National Indigenous People’s Day is a summertime tradition 

You know it’s the summer solstice when the mercury is soaring and the sound of happy little voices splashing in the water fill the air with a spirited joy.

Such was the scene at the Six Nations Community Hall on Friday as hundreds gathered to enjoy a free barbecue coupled with sun, music, a free midway, and of course, lots of laughter and smiles in celebration of National Indigenous People’s Day.

The Six Nations Fire Department even turned on the hose to cool off guests as the blazing midday sun announced the arrival of summer on Friday, much to the delight of youngsters enjoying the Six Nations splash pad.

Coun. Greg Frazer was at the community hall to welcome community members in the celebrations and reflect on what Indigenous Day meant to him.

“It’s a beautiful day. We’ve had a lot of issues in our community. This is a time to come together and socialize and just celebrate ourselves and to be together.

It’s also a day to show solidarity with other First Nations, he said, citing the recent Chiefs of Ontario annual assembly held on Six Nations where a new provincial chief was elected.

“We’re trying to show solidarity with other nations. We have the same issues (as other First Nations). We have a strong voice if we speak together.”

Indigenous People’s Day occurs on June 21 every year in Canada, going back to 1996, when the Governor General of the time, Romeo Leblanc, first declared the summer solstice as national Indigenous People’s Day.

It’s a day, the government said, to recognize Indigenous people, their culture and contributions to Canada.

Before that, however, the day was declared Indian Day in 1945 by chiefs across North America.
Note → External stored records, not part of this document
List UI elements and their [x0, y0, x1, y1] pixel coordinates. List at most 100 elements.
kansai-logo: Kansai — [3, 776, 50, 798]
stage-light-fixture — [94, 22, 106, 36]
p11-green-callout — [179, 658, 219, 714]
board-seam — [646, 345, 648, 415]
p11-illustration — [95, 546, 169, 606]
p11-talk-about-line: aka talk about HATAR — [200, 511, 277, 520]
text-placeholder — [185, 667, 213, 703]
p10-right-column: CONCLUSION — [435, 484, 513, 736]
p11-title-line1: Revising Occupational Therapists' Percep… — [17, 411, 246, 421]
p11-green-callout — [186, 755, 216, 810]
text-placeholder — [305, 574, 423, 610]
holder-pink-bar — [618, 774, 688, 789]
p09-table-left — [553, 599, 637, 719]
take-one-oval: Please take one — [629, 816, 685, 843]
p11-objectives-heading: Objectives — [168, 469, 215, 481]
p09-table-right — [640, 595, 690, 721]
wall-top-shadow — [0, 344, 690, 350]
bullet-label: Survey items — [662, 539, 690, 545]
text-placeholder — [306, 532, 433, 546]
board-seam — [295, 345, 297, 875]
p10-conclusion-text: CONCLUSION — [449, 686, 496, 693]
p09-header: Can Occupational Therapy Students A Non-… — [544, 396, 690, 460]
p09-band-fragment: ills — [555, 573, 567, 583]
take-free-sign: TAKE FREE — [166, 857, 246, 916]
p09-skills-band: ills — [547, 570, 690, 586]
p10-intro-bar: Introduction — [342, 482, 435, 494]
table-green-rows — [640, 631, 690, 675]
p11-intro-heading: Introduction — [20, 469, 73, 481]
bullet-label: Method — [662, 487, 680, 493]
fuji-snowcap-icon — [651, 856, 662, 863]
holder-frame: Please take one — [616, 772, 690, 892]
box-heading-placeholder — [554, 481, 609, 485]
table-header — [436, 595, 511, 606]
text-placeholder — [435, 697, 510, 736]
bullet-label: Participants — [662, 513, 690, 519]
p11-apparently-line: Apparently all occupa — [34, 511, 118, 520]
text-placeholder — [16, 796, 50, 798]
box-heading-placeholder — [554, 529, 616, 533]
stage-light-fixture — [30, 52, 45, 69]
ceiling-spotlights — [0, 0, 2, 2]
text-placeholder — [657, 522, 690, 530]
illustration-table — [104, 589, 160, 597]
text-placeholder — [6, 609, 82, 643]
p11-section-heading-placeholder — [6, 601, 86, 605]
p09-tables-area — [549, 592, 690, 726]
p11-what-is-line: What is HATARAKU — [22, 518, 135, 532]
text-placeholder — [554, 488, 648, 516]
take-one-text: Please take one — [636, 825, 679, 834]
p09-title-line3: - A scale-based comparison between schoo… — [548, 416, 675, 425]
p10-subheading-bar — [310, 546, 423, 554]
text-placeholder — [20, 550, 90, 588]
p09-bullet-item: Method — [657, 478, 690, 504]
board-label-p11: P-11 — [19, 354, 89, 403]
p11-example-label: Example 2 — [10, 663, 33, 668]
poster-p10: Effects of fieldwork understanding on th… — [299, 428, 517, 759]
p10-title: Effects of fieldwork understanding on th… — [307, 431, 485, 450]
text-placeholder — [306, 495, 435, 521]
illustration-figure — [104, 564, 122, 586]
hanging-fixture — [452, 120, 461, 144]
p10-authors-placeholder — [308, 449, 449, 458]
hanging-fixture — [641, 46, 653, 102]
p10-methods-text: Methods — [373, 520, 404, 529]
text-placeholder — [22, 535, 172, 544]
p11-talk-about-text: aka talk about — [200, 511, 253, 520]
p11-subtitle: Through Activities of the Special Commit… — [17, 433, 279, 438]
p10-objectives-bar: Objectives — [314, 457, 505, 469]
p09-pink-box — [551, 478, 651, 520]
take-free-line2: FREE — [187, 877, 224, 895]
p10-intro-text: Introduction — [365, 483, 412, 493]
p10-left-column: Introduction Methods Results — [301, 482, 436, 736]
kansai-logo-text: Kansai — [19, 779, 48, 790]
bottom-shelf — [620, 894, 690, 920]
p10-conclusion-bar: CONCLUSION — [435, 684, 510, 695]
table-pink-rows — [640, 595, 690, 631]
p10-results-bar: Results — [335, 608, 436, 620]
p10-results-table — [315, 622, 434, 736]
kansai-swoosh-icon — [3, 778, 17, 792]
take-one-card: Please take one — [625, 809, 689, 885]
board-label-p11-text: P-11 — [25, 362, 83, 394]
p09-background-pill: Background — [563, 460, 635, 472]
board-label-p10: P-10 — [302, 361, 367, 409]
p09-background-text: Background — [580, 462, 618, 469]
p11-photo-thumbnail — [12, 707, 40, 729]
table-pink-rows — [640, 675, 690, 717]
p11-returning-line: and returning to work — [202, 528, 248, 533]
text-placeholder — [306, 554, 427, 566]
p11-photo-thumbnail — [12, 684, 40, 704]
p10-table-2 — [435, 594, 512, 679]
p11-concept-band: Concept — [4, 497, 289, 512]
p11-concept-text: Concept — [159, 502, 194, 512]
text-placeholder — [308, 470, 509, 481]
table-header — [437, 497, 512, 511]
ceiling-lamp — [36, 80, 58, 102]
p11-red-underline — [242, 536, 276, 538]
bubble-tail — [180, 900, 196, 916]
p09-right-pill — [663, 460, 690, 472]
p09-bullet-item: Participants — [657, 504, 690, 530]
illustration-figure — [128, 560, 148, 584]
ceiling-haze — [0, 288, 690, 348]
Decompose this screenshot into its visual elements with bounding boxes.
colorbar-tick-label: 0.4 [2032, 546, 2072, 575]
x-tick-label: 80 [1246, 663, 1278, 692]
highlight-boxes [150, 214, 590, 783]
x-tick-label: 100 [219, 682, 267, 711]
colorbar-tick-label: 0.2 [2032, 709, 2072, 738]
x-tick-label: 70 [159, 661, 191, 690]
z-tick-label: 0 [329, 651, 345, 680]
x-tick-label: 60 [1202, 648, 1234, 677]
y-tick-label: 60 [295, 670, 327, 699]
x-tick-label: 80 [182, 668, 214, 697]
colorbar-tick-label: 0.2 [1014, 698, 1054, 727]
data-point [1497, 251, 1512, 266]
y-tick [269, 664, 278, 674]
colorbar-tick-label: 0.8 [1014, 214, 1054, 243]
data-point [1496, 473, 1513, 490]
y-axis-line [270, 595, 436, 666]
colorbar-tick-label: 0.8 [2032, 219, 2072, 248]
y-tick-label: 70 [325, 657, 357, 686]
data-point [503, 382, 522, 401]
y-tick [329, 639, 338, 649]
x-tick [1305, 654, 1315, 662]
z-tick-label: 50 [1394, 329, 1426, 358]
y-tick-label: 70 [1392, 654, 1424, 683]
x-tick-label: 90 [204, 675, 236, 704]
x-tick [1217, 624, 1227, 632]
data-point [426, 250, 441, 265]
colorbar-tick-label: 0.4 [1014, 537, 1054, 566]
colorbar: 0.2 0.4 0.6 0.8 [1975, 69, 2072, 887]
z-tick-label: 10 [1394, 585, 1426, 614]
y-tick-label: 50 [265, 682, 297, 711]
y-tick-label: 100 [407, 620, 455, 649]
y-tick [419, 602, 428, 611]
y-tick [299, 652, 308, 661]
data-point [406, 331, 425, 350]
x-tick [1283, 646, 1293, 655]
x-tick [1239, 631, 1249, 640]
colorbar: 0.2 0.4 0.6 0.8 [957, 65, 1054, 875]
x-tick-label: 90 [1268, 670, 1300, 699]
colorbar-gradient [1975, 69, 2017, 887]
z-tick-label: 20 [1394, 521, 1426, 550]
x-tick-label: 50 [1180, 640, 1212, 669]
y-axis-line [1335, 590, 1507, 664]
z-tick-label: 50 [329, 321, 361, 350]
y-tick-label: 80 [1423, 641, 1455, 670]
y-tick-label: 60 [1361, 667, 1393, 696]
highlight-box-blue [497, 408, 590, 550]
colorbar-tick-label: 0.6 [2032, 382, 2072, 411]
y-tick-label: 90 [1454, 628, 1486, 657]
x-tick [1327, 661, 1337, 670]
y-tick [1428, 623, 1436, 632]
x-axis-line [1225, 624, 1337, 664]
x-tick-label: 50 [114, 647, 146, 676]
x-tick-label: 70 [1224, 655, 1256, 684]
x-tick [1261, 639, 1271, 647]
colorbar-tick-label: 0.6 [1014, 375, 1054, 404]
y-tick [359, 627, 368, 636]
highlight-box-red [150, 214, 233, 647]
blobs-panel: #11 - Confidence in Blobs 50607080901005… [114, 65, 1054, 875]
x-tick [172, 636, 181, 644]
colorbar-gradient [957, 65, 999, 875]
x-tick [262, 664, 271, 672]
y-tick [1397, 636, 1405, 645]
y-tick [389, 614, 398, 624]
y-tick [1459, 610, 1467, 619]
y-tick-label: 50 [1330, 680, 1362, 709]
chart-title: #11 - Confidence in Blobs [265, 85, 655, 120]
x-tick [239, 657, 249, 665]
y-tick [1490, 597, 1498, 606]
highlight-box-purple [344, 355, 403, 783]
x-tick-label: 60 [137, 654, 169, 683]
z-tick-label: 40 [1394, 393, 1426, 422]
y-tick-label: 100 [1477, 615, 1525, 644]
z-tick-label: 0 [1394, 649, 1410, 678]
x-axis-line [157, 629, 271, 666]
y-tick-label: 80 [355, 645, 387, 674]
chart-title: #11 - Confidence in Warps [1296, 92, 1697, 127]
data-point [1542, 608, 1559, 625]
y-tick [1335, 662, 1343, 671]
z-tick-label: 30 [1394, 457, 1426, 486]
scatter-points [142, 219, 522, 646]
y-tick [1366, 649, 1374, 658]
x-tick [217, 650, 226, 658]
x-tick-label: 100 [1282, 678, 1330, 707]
The National Indian Brotherhood, now the Assembly of First Nations, called for the creation of a National Indigenous Solidarity Day in 1982 and took until 1996 when the Royal Commission on Aboriginal Peoples recommended the day to be officially and federally recognized.

It coincides with the month of June being an entire month federally dedicated to the history and contributions of Indigenous people in Canada as Indigenous People’s Month.